Mathematical motivation of OPE? In Peskin & Schroeder (and also Cheng which I have skimmed through) they motivate the Operator Product Expansion with a lot of words. 
Is there any way to motivate it mathematically, e.g. Taylor expansion or similar?
 A: Firstly, I'd like to recommend Conformal Field Theory by Di-Francesco, it is a comprehensive text which is thorough and contains many applications of conformal field theory. The text is indispensable.

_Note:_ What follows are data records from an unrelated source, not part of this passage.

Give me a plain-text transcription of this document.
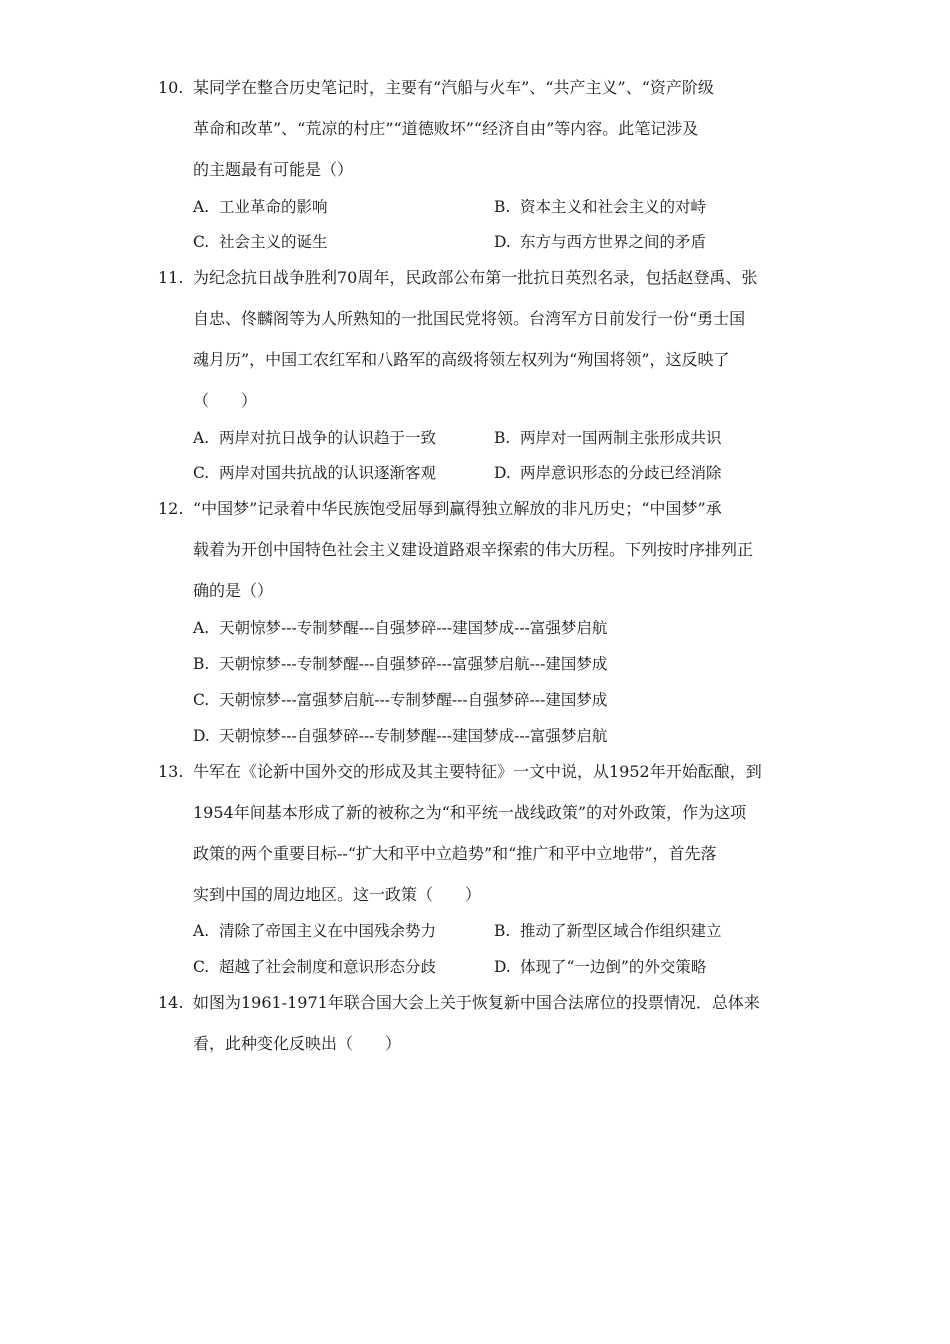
10. 某同学在整合历史笔记时，主要有“汽船与火车”、“共产主义”、“资产阶级
革命和改革”、“荒凉的村庄”“道德败坏”“经济自由”等内容。此笔记涉及
的主题最有可能是（）
A. 工业革命的影响	B. 资本主义和社会主义的对峙
C. 社会主义的诞生	D. 东方与西方世界之间的矛盾
11. 为纪念抗日战争胜利70周年，民政部公布第一批抗日英烈名录，包括赵登禹、张
自忠、佟麟阁等为人所熟知的一批国民党将领。台湾军方日前发行一份“勇士国
魂月历”，中国工农红军和八路军的高级将领左权列为“殉国将领”，这反映了
（　　）
A. 两岸对抗日战争的认识趋于一致	B. 两岸对一国两制主张形成共识
C. 两岸对国共抗战的认识逐渐客观	D. 两岸意识形态的分歧已经消除
12. “中国梦”记录着中华民族饱受屈辱到赢得独立解放的非凡历史；“中国梦”承
载着为开创中国特色社会主义建设道路艰辛探索的伟大历程。下列按时序排列正
确的是（）
A. 天朝惊梦---专制梦醒---自强梦碎---建国梦成---富强梦启航
B. 天朝惊梦---专制梦醒---自强梦碎---富强梦启航---建国梦成
C. 天朝惊梦---富强梦启航---专制梦醒---自强梦碎---建国梦成
D. 天朝惊梦---自强梦碎---专制梦醒---建国梦成---富强梦启航
13. 牛军在《论新中国外交的形成及其主要特征》一文中说，从1952年开始酝酿，到
1954年间基本形成了新的被称之为“和平统一战线政策”的对外政策，作为这项
政策的两个重要目标--“扩大和平中立趋势”和“推广和平中立地带”，首先落
实到中国的周边地区。这一政策（　　）
A. 清除了帝国主义在中国残余势力	B. 推动了新型区域合作组织建立
C. 超越了社会制度和意识形态分歧	D. 体现了“一边倒”的外交策略
14. 如图为1961-1971年联合国大会上关于恢复新中国合法席位的投票情况．总体来
看，此种变化反映出（　　）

In conformal field theory, it is often characteristic of correlation functions to diverge as points of two or more fields coincide. The operator product expansion is essentially a Laurent series, and it represents a series of operators (always understood to be in correlation functions) as the sum of well-defined operators, times a factor which diverges as points coincide.  Recall under a conformal map $z\to w(z), \bar z \to \bar w(\bar z)$, a quasi-primary field transforms as,
$$\phi'(w,\bar w) = \left( \frac{\partial w}{\partial z} \right)^{-h}\left( \frac{\partial \bar w}{\partial \bar z} \right)^{-\bar h} \phi(z,\bar z)$$
where $(h,\bar h)$ are the conformal dimensions. The scaling dimension of the field is $\Delta = h+\bar h$ and planar spin $s = h - \bar h$. An example of an operator product expansion would be,
$$T(z) \phi(w,\bar w) \sim \frac{h}{(z-w)^2} \phi(w,\bar w) + \frac{1}{z-w} \partial_w \phi(w,\bar w) + \dots$$
with stress-energy tensor $T(z)$ where it is common practice to omit terms not singular as $z\to w$. This OPE in fact defines a primary operator. The OPE can also tell us other things. Consider a free boson,
$$\mathcal{S} = \frac{1}{2}g\int d^2x \, \partial_\mu \varphi \partial^\mu \varphi$$
wherein the propagator is given by,
$$\langle \varphi(x) \varphi(y)\rangle = -\frac{1}{4\pi g} \ln(x-y)^2$$
which in complex coordinates is,
$$\langle \varphi(z,\bar z)\varphi(w,\bar w)\rangle =  -\frac{1}{4\pi g} \left[ \ln(z-w) + \ln(\bar z - \bar w)\right]$$
By differentiating we can separate the holomorphic and anti-holomorphic parts:
$$\langle \partial_z \varphi(z,\bar z) \partial_w \varphi(w,\bar w) \rangle = -\frac{1}{4\pi g} \frac{1}{(z-w)^2}$$
and similarly with $(z \leftrightarrow \bar z)$, etc. The OPE of the field with itself is then,
$$\partial \varphi(z) \partial \varphi(w) \sim -\frac{1}{4\pi g} \frac{1}{(z-w)^2}$$
Notice as $z\to w$, i.e. if we exchange fields, the OPE does not change sign; this reflects the bosonic character of $\varphi$. A similar calculation for a fermion field reveals the OPE with itself is,
$$\psi(z) \psi(w) \sim \frac{1}{2\pi g}\frac{1}{z-w}$$
Exchanging $z$ and $w$ picks up a minus sign which reflects the anti-commuting or fermionic character of the field $\psi$.

As aforementioned, the OPE can be thought of as a Laurent series, which means we can compute residues from it. I won't go through the whole derivation, but the homomorphic component $J_z$ of the conserved current $J_a$ under conformal transformations has an OPE,
$$J_z(z)\mathcal{O}(w,\bar w)=  \dots + \frac{\mathrm{Res}[J_z(z)\mathcal{O}(w,\bar w)]}{z-w} + \dots$$
for a generic operator $\mathcal{O}$. It's analogous to when one tries to compute residues by computing the Laurent expansion of a function, rather than through the tedious limit formula. For example, for $\sin z / z$, we have,
$$\frac{\sin z}{z} = \frac{1}{z} \left( z-\frac{1}{3!} z^3 + \dots\right) = 1 -\frac{1}{3!} z^2 + \dots$$
The $z=0$ pole is a simple pole, and from the Laurent expansion, we can conclude the residue is zero. A second example: 
$$\frac{e^z}{\sin z} = \frac{1}{z} + 1 + \frac{2z}{3} + \frac{z^2}{3} + \dots$$
The pole $z=0$ is likewise simple, and this time the residue is one.